Fortunately, after decades of indoctrination, serious students of history are ironically using revisionism to debunk the debunkers, and the history of the Vietnam War is fertile ground for rescuing facts that have been slowly drowning in academia’s quagmire. A case in point is Mark Moyar's Triumph Forsaken: The Vietnam War, 1954-1965. Having previously examined sections of the book, I was pleased to see TigerHawk quoting from it to defend the “slow” development of the Iraqi military under U.S. training and supervision. The reminders of General George Washington’s battlefield errors and the pitiful training and organization of American troops in the Revolutionary War should give pause to those who believe that by now Iraq should have assembled a fully functional national military. Our expectations are too high and our patience seems to be shortsightedly wearing thin.

What piqued my interest was TigerHawk’s reference to Moyar’s book as “excellent revisionist history.” That statement caused me to reflect on the idea that while “revisionist history” used to be a pejorative term for works that debunked America’s heroes, history has now been rewritten to such an extent by liberal academics that “revisionist history” today refers to rewriting the rewritten histories and biographies dominating all current textbooks and classrooms. Years ago in graduate school I could scarcely have imagined that I would recommend a “revisionist history” to anyone. Yet when one thinks of today’s alternative media, such as Fox News, conservative radio, and Internet bloggers, it is clear that all of these are in fact current efforts at revisionist history, attempts to assure that liberal-hijacked media and academia cannot provide unchallenged the “version of past [or present] events” people will agree upon in the present or future. There are two sides to every issue, especially depictions of war, lest one focus solely on the horrors of war while neglecting the reality that at times it is a means to a worthy end.
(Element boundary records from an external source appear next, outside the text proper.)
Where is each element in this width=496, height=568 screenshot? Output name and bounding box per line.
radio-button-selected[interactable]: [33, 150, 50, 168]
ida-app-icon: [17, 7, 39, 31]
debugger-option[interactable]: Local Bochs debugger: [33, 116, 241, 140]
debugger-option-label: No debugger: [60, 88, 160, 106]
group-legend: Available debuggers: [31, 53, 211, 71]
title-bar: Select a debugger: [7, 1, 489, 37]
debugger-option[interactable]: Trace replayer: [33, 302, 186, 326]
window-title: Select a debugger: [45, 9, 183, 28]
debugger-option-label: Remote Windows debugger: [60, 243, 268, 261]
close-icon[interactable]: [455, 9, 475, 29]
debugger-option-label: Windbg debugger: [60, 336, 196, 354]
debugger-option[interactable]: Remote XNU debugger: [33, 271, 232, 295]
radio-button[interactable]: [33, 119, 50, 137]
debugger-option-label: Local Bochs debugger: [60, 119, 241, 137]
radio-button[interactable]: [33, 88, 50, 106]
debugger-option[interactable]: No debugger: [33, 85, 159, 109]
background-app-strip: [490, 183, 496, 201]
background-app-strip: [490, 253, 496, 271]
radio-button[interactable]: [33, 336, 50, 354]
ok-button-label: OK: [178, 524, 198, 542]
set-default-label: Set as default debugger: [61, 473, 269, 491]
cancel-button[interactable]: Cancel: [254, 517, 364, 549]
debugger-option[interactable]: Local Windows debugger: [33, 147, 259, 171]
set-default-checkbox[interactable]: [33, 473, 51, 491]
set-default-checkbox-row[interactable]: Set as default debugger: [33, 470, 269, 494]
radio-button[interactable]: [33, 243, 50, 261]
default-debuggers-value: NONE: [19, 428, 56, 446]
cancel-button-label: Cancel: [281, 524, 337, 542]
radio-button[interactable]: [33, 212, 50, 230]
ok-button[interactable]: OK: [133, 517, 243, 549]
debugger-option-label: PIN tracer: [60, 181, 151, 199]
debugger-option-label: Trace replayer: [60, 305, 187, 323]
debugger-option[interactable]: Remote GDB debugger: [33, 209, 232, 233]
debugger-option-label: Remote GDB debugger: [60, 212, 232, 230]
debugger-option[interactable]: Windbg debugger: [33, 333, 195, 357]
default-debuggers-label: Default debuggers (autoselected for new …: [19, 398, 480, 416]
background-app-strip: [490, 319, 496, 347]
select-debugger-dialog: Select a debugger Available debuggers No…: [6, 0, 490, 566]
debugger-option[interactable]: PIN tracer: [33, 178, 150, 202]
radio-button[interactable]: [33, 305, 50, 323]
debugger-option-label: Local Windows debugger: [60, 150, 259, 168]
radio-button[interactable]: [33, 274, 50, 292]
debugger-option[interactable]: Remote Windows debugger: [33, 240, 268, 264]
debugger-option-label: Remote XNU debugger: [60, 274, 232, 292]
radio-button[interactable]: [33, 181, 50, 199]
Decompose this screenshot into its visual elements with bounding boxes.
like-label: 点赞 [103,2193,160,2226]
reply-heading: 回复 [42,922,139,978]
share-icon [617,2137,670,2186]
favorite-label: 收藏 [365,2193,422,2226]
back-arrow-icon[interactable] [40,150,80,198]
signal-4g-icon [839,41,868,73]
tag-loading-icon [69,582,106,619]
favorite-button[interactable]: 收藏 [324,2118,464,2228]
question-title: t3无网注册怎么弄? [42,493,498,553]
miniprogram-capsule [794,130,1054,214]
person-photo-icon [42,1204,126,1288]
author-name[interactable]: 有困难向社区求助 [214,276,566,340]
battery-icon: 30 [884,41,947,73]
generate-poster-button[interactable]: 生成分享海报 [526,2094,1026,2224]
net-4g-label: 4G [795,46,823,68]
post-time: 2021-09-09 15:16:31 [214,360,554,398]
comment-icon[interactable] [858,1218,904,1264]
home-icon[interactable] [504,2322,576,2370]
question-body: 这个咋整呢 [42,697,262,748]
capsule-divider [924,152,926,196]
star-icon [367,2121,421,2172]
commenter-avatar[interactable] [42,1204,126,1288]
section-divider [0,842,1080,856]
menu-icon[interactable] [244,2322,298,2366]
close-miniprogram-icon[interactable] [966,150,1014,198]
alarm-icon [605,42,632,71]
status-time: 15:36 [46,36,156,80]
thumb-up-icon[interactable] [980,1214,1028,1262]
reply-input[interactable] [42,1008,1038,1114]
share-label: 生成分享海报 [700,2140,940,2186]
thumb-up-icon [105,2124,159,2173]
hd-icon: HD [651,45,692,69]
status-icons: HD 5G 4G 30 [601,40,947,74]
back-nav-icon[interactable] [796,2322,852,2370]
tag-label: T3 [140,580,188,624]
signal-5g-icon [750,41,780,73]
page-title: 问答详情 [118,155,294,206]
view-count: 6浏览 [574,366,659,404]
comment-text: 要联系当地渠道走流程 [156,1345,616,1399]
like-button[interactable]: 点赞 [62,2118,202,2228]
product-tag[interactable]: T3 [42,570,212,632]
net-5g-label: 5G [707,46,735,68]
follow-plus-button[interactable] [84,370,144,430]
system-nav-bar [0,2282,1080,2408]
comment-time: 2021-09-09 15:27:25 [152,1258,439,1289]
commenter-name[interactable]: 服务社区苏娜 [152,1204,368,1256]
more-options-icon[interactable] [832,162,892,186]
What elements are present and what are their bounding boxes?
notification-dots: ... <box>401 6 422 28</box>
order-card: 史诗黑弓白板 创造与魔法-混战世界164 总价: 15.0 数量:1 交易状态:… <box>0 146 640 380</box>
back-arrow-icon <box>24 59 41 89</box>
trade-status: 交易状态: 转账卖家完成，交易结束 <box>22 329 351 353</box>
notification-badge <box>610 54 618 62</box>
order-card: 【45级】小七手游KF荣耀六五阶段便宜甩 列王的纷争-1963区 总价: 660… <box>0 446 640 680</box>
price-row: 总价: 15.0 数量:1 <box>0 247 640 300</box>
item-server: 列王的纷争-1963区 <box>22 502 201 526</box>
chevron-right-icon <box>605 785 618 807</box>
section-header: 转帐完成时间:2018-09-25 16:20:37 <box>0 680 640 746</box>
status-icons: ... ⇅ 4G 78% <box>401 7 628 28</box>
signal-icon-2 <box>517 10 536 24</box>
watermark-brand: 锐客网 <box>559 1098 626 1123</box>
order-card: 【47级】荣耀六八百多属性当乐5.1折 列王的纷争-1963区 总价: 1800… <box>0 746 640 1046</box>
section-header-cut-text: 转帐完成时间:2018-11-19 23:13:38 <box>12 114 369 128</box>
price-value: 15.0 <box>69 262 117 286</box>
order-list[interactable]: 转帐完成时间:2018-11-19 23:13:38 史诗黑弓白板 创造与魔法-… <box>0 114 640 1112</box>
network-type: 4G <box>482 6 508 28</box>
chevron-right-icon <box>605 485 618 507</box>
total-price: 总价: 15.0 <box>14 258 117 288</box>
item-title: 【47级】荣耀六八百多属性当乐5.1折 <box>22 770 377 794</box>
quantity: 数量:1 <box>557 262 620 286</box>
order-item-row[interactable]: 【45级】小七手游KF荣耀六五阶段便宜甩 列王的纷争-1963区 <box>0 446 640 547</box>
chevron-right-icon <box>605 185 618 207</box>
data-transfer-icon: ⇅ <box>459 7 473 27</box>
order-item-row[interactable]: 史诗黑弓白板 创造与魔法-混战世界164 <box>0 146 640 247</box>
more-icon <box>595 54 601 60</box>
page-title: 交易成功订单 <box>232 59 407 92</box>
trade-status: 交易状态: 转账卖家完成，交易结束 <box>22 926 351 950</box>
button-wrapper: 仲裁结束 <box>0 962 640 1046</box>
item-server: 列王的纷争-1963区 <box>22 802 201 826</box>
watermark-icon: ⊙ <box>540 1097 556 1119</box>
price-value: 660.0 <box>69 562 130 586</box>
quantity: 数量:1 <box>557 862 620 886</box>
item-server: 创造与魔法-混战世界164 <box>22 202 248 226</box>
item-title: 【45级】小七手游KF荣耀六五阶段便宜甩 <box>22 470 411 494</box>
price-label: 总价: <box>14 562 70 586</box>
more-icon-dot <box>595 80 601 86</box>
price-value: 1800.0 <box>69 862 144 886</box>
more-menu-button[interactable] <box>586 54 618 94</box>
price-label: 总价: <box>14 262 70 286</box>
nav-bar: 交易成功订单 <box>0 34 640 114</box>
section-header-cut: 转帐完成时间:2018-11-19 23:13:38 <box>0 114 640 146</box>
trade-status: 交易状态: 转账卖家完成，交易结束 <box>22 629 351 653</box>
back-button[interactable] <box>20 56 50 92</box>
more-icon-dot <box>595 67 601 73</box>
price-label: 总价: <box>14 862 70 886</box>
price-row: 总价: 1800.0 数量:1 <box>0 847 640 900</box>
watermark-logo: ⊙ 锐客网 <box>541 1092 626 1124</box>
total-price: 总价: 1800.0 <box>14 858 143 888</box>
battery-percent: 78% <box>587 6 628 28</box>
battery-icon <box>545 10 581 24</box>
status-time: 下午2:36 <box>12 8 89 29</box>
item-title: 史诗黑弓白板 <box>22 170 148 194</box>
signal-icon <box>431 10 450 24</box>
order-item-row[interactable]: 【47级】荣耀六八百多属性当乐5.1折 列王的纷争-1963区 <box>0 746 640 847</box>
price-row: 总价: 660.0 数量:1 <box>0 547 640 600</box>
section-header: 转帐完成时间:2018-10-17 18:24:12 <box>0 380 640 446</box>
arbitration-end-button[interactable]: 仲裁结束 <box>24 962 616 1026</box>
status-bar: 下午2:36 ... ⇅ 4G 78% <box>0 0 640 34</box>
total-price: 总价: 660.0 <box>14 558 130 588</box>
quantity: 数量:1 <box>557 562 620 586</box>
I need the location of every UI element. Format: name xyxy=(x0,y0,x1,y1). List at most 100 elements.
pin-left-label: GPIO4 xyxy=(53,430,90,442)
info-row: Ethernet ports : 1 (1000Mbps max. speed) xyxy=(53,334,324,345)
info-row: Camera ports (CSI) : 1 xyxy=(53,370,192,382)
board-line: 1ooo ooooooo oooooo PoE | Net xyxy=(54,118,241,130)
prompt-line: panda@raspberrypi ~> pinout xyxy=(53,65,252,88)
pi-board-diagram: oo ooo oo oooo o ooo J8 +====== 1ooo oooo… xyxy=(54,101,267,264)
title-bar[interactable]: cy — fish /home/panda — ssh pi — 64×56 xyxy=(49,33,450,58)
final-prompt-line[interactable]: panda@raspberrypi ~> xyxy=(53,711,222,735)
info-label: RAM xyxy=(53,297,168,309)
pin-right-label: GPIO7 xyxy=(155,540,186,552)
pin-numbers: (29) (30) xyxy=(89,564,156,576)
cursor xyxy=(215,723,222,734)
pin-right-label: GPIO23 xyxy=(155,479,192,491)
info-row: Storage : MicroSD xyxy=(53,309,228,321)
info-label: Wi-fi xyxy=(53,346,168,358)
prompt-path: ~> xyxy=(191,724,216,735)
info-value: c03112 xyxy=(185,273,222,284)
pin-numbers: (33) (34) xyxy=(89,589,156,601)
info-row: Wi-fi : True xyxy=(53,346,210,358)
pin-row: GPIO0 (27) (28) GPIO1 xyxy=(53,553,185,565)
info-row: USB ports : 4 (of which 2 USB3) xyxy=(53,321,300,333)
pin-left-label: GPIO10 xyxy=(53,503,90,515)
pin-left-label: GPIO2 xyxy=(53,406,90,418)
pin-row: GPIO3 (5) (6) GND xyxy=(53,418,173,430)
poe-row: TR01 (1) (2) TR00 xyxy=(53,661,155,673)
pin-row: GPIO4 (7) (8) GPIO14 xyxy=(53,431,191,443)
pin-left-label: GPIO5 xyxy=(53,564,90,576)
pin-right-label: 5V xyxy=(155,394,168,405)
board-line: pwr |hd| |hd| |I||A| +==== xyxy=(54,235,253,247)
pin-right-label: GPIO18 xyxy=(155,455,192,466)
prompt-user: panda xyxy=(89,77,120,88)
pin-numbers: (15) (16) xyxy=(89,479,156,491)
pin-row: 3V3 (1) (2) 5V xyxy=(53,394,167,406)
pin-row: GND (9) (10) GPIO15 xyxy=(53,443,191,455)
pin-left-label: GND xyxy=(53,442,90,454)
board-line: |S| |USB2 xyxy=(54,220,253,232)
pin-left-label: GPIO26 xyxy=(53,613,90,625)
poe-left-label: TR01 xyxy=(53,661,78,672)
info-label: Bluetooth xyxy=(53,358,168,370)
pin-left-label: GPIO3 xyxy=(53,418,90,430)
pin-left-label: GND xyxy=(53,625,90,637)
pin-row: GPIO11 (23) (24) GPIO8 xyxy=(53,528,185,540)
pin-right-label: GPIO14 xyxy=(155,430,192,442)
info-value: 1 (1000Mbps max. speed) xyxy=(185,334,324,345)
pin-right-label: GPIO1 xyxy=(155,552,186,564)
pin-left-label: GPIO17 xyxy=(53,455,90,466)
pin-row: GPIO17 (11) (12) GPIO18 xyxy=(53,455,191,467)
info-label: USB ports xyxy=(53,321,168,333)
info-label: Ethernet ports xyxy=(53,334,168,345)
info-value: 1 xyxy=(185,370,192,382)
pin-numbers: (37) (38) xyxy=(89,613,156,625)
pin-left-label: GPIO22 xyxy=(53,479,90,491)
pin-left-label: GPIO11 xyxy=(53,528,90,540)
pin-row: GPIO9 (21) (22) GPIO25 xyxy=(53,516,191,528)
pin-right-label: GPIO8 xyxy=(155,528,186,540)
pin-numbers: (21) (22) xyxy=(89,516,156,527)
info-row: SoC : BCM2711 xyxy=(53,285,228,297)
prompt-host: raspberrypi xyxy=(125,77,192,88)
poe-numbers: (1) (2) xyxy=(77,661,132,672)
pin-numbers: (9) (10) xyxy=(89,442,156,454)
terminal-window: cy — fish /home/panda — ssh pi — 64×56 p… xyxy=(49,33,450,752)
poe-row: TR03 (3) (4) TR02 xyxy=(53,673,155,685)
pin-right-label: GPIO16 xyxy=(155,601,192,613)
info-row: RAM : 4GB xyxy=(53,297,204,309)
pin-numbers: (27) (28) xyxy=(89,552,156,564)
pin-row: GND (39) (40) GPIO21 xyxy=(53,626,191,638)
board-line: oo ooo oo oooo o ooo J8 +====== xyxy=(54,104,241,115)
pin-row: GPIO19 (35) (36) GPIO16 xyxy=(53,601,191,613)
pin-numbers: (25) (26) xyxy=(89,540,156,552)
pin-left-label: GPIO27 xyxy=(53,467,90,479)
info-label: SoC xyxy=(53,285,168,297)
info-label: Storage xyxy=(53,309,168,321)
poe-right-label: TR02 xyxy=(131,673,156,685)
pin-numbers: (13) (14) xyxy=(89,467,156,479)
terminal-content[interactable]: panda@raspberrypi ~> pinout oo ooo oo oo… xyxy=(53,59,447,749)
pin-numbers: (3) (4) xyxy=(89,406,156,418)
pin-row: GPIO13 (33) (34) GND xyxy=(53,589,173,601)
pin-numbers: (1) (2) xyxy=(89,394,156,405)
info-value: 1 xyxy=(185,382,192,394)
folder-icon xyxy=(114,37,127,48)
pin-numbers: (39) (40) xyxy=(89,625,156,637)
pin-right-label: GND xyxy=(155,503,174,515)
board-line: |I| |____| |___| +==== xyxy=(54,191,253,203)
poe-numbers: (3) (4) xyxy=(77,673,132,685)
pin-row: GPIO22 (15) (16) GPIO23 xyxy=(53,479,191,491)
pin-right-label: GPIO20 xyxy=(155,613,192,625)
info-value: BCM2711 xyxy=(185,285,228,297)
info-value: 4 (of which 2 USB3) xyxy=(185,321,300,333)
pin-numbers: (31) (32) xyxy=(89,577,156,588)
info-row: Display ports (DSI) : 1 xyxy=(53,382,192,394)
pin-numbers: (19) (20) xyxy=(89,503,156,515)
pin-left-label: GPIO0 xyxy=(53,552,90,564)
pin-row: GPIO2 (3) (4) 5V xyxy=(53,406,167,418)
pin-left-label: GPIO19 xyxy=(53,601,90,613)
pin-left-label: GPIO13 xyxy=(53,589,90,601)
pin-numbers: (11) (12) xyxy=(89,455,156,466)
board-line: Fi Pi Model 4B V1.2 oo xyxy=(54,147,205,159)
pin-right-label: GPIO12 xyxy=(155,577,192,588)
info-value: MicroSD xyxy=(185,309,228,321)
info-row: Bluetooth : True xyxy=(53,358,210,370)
Historical scholarship such as Moyar’s Triumph Forsakenshould be, but is not, welcomed in America’s universities. Spy the News! recommends Triumph Forsaken for anyone who believes Vietnam could have and should have been an American political and military victory. It is also a suggested read for Bush Administration critics who have accepted the oft-repeated mantra that Vietnam and Iraq deserve the quagmire label. The book extensively discusses impatience as perhaps the greatest contributor to America’s disgraceful withdrawal from Vietnam, with that impatience displayed by politicians looking to make names for themselves, the media, and some within the U.S. military itself. Impatience appears once again to be leading the U.S. to potential failure in Iraq, and without proper historical perspective, we may be doomed to repeat previous mistakes. Thankfully through alternative media, unchallenged biased liberal historical perspectives are becoming, ironically, a thing of the past.